As for the petroleum sector, he said there is no existing legal or policy framework similar to what exists in the mining sector.
"But the Petroleum Industry Bill is still undergoing legislative processes before the national assembly. Recently, before the term of the 8th assembly ended, they passed two aspects of the PIB and the public hearings were held regarding the aspect of dealing with host communities."
He maintained, however, that the bill has provisions for some form of recognition for host communities.
"But there is no express provision for community engagement or active community participation in the process of development. So what we still have in the oil and gas sector is a non-binding industry-led approach of signing a memorandum of understanding with host communities."
We are looking to the legal framework for the communities in the petroleum sector,
He went on to argue that so long as the economic resource was held for the Nigerian citizens, it was important that a mining sector style framework and legislated, implicated and supported by the Federal Government. Unless this is done, the natural resources industry may miss a strategic opportunity to leverage its unique attributes to engineer or facilities development and community sustainability.

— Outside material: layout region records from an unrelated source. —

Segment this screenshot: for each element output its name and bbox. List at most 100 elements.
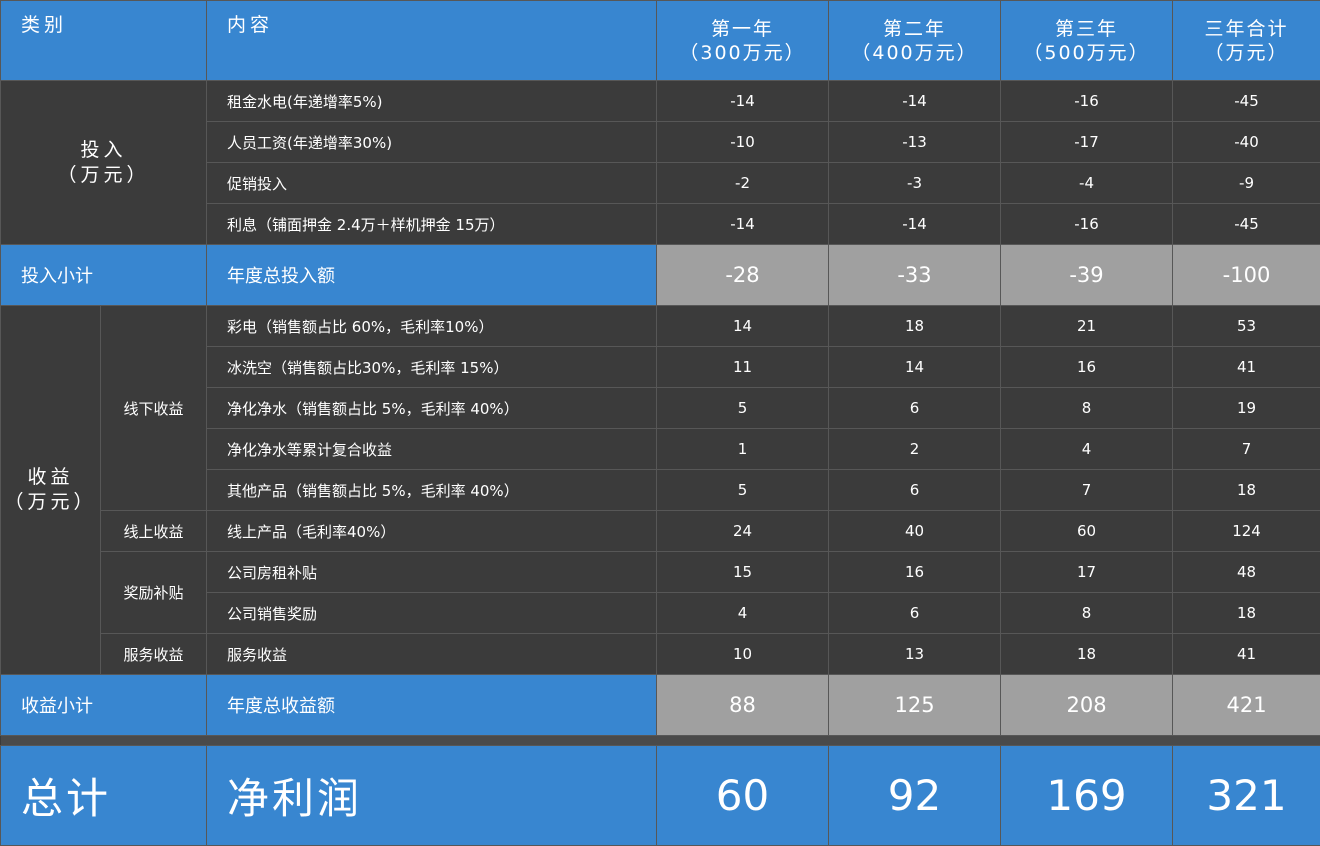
row-y3: -17 (1001, 122, 1173, 163)
row-y1: 24 (657, 511, 829, 552)
subtotal-total: 421 (1173, 675, 1320, 736)
total-y3: 169 (1001, 746, 1173, 846)
total-y1: 60 (657, 746, 829, 846)
subtotal-content: 年度总收益额 (207, 675, 657, 736)
subtotal-y1: -28 (657, 245, 829, 306)
row-total: -45 (1173, 81, 1320, 122)
row-content: 公司销售奖励 (207, 593, 657, 634)
header-total: 三年合计 （万元） (1173, 1, 1320, 81)
row-y2: 16 (829, 552, 1001, 593)
revenue-group: 服务收益 (101, 634, 207, 675)
row-y2: 40 (829, 511, 1001, 552)
grand-total-row: 总计 净利润 60 92 169 321 (1, 746, 1320, 846)
row-y3: 21 (1001, 306, 1173, 347)
divider (1, 736, 1320, 746)
row-total: 19 (1173, 388, 1320, 429)
row-y2: 14 (829, 347, 1001, 388)
divider-cell (1, 736, 1320, 746)
revenue-category: 收益 （万元） (1, 306, 101, 675)
investment-category: 投入 （万元） (1, 81, 207, 245)
row-content: 服务收益 (207, 634, 657, 675)
row-y1: 1 (657, 429, 829, 470)
row-total: -9 (1173, 163, 1320, 204)
row-y3: 8 (1001, 593, 1173, 634)
row-content: 公司房租补贴 (207, 552, 657, 593)
row-content: 利息（铺面押金 2.4万＋样机押金 15万） (207, 204, 657, 245)
total-y2: 92 (829, 746, 1001, 846)
subtotal-y2: 125 (829, 675, 1001, 736)
row-y2: 13 (829, 634, 1001, 675)
row-content: 租金水电(年递增率5%) (207, 81, 657, 122)
row-y3: 60 (1001, 511, 1173, 552)
row-y3: -16 (1001, 204, 1173, 245)
row-y2: -14 (829, 81, 1001, 122)
row-y1: -10 (657, 122, 829, 163)
row-y1: 11 (657, 347, 829, 388)
subtotal-label: 投入小计 (1, 245, 207, 306)
row-y3: 4 (1001, 429, 1173, 470)
subtotal-y2: -33 (829, 245, 1001, 306)
row-y1: 14 (657, 306, 829, 347)
total-label: 总计 (1, 746, 207, 846)
row-y1: 15 (657, 552, 829, 593)
row-y3: 8 (1001, 388, 1173, 429)
row-content: 净化净水（销售额占比 5%，毛利率 40%） (207, 388, 657, 429)
row-total: 124 (1173, 511, 1320, 552)
row-y3: 18 (1001, 634, 1173, 675)
row-total: 41 (1173, 347, 1320, 388)
row-content: 其他产品（销售额占比 5%，毛利率 40%） (207, 470, 657, 511)
row-content: 促销投入 (207, 163, 657, 204)
row-content: 彩电（销售额占比 60%，毛利率10%） (207, 306, 657, 347)
revenue-group: 奖励补贴 (101, 552, 207, 634)
row-y2: 6 (829, 388, 1001, 429)
row-total: 18 (1173, 470, 1320, 511)
row-y3: -16 (1001, 81, 1173, 122)
row-total: 53 (1173, 306, 1320, 347)
row-y1: 10 (657, 634, 829, 675)
revenue-group: 线上收益 (101, 511, 207, 552)
investment-subtotal-row: 投入小计 年度总投入额 -28 -33 -39 -100 (1, 245, 1320, 306)
row-total: 7 (1173, 429, 1320, 470)
row-total: 18 (1173, 593, 1320, 634)
header-year2: 第二年 （400万元） (829, 1, 1001, 81)
revenue-subtotal-row: 收益小计 年度总收益额 88 125 208 421 (1, 675, 1320, 736)
row-total: -40 (1173, 122, 1320, 163)
row-content: 冰洗空（销售额占比30%，毛利率 15%） (207, 347, 657, 388)
header-content: 内容 (207, 1, 657, 81)
revenue-group: 线下收益 (101, 306, 207, 511)
header-row: 类别 内容 第一年 （300万元） 第二年 （400万元） 第三年 （500万元… (1, 1, 1320, 81)
row-y3: 16 (1001, 347, 1173, 388)
subtotal-label: 收益小计 (1, 675, 207, 736)
subtotal-y3: -39 (1001, 245, 1173, 306)
row-y3: 7 (1001, 470, 1173, 511)
row-y2: 18 (829, 306, 1001, 347)
row-total: 41 (1173, 634, 1320, 675)
row-y2: 6 (829, 470, 1001, 511)
row-y1: 4 (657, 593, 829, 634)
row-y3: -4 (1001, 163, 1173, 204)
total-total: 321 (1173, 746, 1320, 846)
row-y1: 5 (657, 470, 829, 511)
subtotal-y1: 88 (657, 675, 829, 736)
row-y2: -3 (829, 163, 1001, 204)
header-category: 类别 (1, 1, 207, 81)
row-y1: -2 (657, 163, 829, 204)
row-content: 线上产品（毛利率40%） (207, 511, 657, 552)
row-total: -45 (1173, 204, 1320, 245)
subtotal-y3: 208 (1001, 675, 1173, 736)
row-y2: -13 (829, 122, 1001, 163)
subtotal-total: -100 (1173, 245, 1320, 306)
subtotal-content: 年度总投入额 (207, 245, 657, 306)
row-y1: -14 (657, 81, 829, 122)
row-y2: 6 (829, 593, 1001, 634)
row-y3: 17 (1001, 552, 1173, 593)
row-y1: 5 (657, 388, 829, 429)
header-year1: 第一年 （300万元） (657, 1, 829, 81)
total-content: 净利润 (207, 746, 657, 846)
row-content: 净化净水等累计复合收益 (207, 429, 657, 470)
row-content: 人员工资(年递增率30%) (207, 122, 657, 163)
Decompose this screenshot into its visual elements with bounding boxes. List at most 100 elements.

To back his claim, he referred to the Nigerian constitution, quoted relevant sessions of the Nigerian constitution which shows that wherever one finds economic natural resource - mineral ores and natural gas, it belongs to the federal government.
"If that is the case, on what basis can a community assert rights to negotiate or can a community assert a right to have an agreement negotiated," he questioned trying to reason with the critics.
"But we have what is known as the Land Use Act which says that all land found in any state is held in trust on behalf of the citizens of the state. The argument, therefore, he went on, "is that the title of the federal government relates only to the resource where you have land title belonging to the state on behalf of the members of that state."
He further gave instances under the Land Use Act, where there is recognition for communal land. He maintained that the process of resource development is done under the context of multiple and overlapping legal rights.
"That, in my opinion, creates the basis for state and communities to assert a legal right, not to the resource but to negotiate for the conditions of access to the land."